The architectural competition for the new wing was conducted in the first half of 2003. Design development began in 2005, and the groundbreaking was held in 2007.

Israeli art on international map

Before the Amir building was added to the Tel Aviv Museum of Art, much of the institution’s collection was kept in storage.

The museum houses works by more than a dozen world masters — including Vincent Van Gogh, Amadeo Modigliani, and Pablo Picasso — as well as one of the world’s largest collections of Israeli art.

Amir Wing at dusk

Photo by Amit Geron
The Amir wing at dusk.

“Our job is not to keep art in storage as has been the case until now, but rather to expose the art in the right context,” Lurie tells ISRAEL21c.

“We feel privileged to have been able to advance the work of the Tel Aviv Museum of Art, an institution that is truly at the heart of Israel’s creative community,” said Paul Amir, the Los Angeles-based real-estate developer and philanthropist who with his wife Herta provided the naming gift for the building. “With the ability to showcase the work of Israel’s artists as never before, the museum now has the potential to step up to a prominent new role on the international scene, to the benefit of everyone.”

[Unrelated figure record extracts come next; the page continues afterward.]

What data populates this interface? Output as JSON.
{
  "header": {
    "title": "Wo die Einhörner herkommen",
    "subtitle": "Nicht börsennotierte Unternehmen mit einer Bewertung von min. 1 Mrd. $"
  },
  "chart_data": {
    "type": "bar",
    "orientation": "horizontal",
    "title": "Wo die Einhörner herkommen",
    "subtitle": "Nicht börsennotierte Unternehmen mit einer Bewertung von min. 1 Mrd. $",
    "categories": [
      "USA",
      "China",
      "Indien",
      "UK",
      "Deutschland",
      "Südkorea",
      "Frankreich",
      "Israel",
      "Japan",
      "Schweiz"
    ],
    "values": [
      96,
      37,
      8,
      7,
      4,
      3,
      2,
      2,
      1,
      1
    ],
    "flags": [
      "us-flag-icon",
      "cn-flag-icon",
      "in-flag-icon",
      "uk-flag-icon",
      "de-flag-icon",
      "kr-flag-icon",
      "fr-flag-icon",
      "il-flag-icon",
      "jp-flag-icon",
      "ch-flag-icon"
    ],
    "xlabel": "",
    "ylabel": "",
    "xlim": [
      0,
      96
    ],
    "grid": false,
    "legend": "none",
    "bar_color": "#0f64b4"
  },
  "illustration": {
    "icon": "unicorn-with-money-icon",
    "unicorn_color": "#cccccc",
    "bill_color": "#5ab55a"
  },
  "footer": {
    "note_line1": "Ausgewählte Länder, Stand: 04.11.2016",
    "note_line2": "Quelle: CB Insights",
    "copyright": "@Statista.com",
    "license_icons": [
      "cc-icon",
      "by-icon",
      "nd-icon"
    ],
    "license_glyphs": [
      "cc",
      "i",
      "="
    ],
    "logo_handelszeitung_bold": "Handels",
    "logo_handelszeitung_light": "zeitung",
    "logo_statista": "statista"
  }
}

It is said that Israel has the highest number of museums per capita in the world. And while Israelis are interested in their homegrown art, the inaugural ceremony for the new wing once again proved that Israeli art has an international allure.

“There’s no doubt that Israeli artists are known around the world,” says Lurie, “from our old masters Reuven Rubin and Mordechai Ardon to contemporary artists like Sigalit Landau and Michal Rovner. We might not be on top of the world but relatively speaking our exposure and reputation is very good. And now Israeli artists have a new home.”